During years of over abundance one of the best ways of utilizing this extra bounty bis to prepare bottles of nectar like apple juice. An invaluable addition to the store cupboard, and readily taken up by family and friends or use as gifts.
The first stage of apple juicing is to reduce the apples to a pulp. There are two easy methods of achieving this. The first involves quartering the apples roughly and putting them through a blender. The second involves quartering and freezing the fruit. This breaks down the internal structure and, once brought out and de-frosted, they can be pulped quite easily by hand.
Next the pulp must be squeezed to extract the juice. Again 2 easy methods are available.
The first is suitable only if you want to do smaller quantities.

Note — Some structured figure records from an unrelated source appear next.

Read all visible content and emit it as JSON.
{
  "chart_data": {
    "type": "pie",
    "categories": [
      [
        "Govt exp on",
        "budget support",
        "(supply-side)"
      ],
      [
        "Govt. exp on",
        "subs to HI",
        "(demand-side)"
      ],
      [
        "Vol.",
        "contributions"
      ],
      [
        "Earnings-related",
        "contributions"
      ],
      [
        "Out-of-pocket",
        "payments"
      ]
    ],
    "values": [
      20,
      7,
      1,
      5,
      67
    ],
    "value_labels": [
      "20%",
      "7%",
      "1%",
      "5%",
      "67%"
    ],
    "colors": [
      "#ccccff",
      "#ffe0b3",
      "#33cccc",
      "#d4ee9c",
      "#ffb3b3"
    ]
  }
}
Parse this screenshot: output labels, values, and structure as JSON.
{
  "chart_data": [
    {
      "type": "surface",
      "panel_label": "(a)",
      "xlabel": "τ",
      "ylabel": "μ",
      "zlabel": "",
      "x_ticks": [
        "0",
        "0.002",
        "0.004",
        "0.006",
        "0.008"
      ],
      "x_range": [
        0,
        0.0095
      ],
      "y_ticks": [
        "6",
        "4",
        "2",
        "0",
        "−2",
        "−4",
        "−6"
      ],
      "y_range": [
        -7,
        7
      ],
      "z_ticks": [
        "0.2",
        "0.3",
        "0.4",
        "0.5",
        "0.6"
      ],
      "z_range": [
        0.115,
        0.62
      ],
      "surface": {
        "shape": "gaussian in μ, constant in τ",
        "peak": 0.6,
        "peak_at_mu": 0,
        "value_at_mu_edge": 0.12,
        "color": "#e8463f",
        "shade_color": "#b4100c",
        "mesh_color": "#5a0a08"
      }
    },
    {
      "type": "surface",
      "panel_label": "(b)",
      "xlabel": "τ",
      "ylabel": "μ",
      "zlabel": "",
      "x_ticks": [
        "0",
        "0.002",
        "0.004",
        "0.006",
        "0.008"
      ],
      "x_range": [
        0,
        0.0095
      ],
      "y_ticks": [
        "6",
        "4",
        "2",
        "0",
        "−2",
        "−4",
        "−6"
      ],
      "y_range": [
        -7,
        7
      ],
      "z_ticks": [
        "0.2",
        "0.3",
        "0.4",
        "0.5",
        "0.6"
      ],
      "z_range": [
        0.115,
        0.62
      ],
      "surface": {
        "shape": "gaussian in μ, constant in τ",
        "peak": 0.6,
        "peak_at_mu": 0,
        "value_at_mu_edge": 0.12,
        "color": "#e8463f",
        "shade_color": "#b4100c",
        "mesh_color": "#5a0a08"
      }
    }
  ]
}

You can squeeze by hand through a funnel into your prepared and sterilized bottles.
For larger quantities, and if as is likely you want to continue to go juicing each autumn, you would be wise to invest in a fruit press. A new apple press will set you back £100 or so which might get you reaching automatically for the marigold gloves and a bit of a work out to do it by hand. But if you are lucky in that you have several mature heavily fruiting apple trees then a press would be a good investment and should of course last for many years plus it is an enjoyable pastime to be looked forward too.

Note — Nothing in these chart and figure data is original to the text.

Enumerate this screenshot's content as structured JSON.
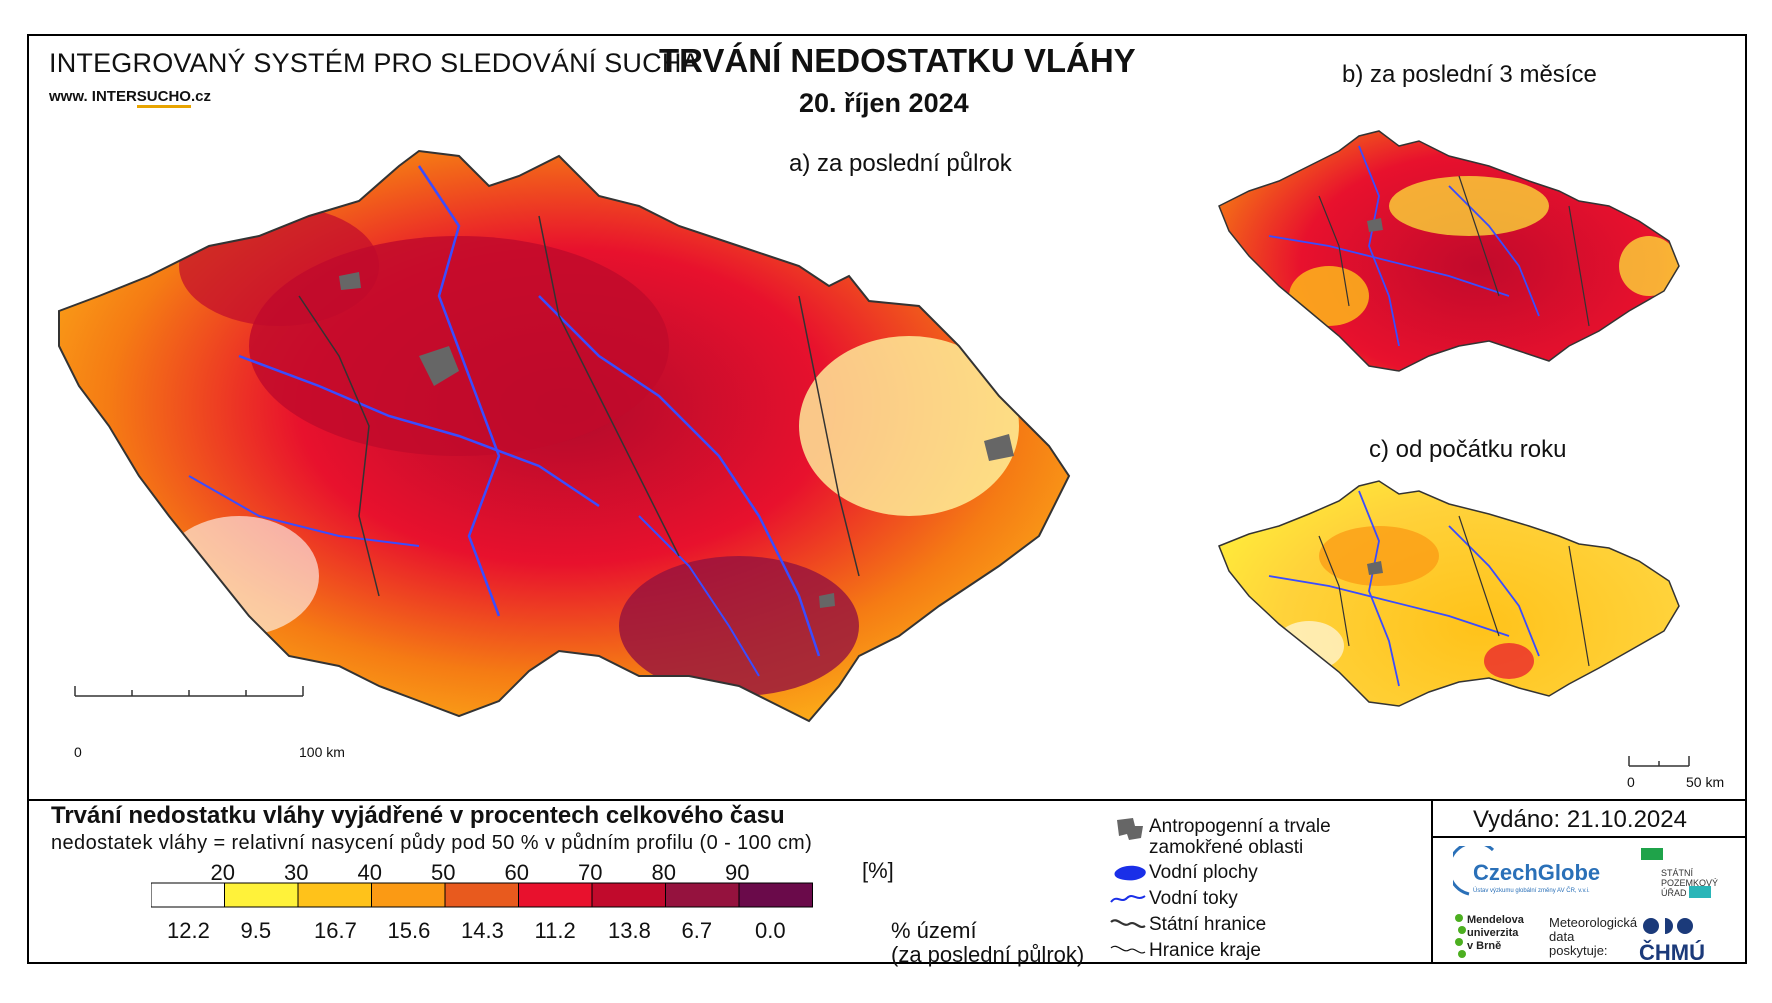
{
  "header": {
    "system_title": "INTEGROVANÝ SYSTÉM PRO SLEDOVÁNÍ SUCHA",
    "url_prefix": "www. INTER",
    "url_highlight": "SUCHO",
    "url_suffix": ".cz",
    "main_title": "TRVÁNÍ NEDOSTATKU VLÁHY",
    "date": "20. říjen 2024"
  },
  "maps": {
    "a_title": "a) za poslední půlrok",
    "b_title": "b) za poslední 3 měsíce",
    "c_title": "c) od počátku roku",
    "a_scale": {
      "start": "0",
      "end": "100 km"
    },
    "c_scale": {
      "start": "0",
      "end": "50 km"
    }
  },
  "legend": {
    "title": "Trvání nedostatku vláhy vyjádřené v procentech celkového času",
    "subtitle": "nedostatek vláhy = relativní nasycení půdy pod 50 % v půdním profilu (0 - 100 cm)",
    "unit": "[%]",
    "thresholds": [
      "20",
      "30",
      "40",
      "50",
      "60",
      "70",
      "80",
      "90"
    ],
    "classes": [
      {
        "color": "#ffffff",
        "share": "12.2"
      },
      {
        "color": "#fff23a",
        "share": "9.5"
      },
      {
        "color": "#ffc21a",
        "share": "16.7"
      },
      {
        "color": "#fb9a14",
        "share": "15.6"
      },
      {
        "color": "#e85a1e",
        "share": "14.3"
      },
      {
        "color": "#e8112d",
        "share": "11.2"
      },
      {
        "color": "#c10a2c",
        "share": "13.8"
      },
      {
        "color": "#95123e",
        "share": "6.7"
      },
      {
        "color": "#6a0a4a",
        "share": "0.0"
      }
    ],
    "share_caption_1": "% území",
    "share_caption_2": "(za poslední půlrok)"
  },
  "symbols": {
    "urban": "Antropogenní a trvale",
    "urban_2": "zamokřené oblasti",
    "water_bodies": "Vodní plochy",
    "rivers": "Vodní toky",
    "border": "Státní hranice",
    "regions": "Hranice kraje"
  },
  "footer": {
    "issued": "Vydáno: 21.10.2024",
    "czechglobe": "CzechGlobe",
    "czechglobe_sub": "Ústav výzkumu globální změny AV ČR, v.v.i.",
    "spu_1": "STÁTNÍ",
    "spu_2": "POZEMKOVÝ",
    "spu_3": "ÚŘAD",
    "mendel_1": "Mendelova",
    "mendel_2": "univerzita",
    "mendel_3": "v Brně",
    "meteo_1": "Meteorologická",
    "meteo_2": "data",
    "meteo_3": "poskytuje:",
    "chmu": "ČHMÚ"
  },
  "colors": {
    "river": "#3a4cff",
    "urban": "#666666",
    "border": "#333333"
  }
}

Another enjoyable aspect of apple juicing is that you can experiment and have fun blending different types and varieties. You can blend apples, but also blend with pear juice, redcucrant, blackcurrant or elderberry juice.
All varieties of apple are suitable for juicing but some will yield more than others. Most should give at least half their weight in juice. The juice itself is usually sweeter tasting and even Bramleys are used for juicing and ideal if you like slightly sharper tasting things.
Other varieties that are often used for juicing include Spartan, [sweet] James Grieve, [sharp] Egremont Russet [nutty] and Cox’s Orange Pippin [full bodied]
The bottles used to take the juice should be thoroughly clean and well sealed afterwards.
Sugar can be added to taste, if desired, and helps preserve the juice which should be kept as cool as possible after preparation and bottling.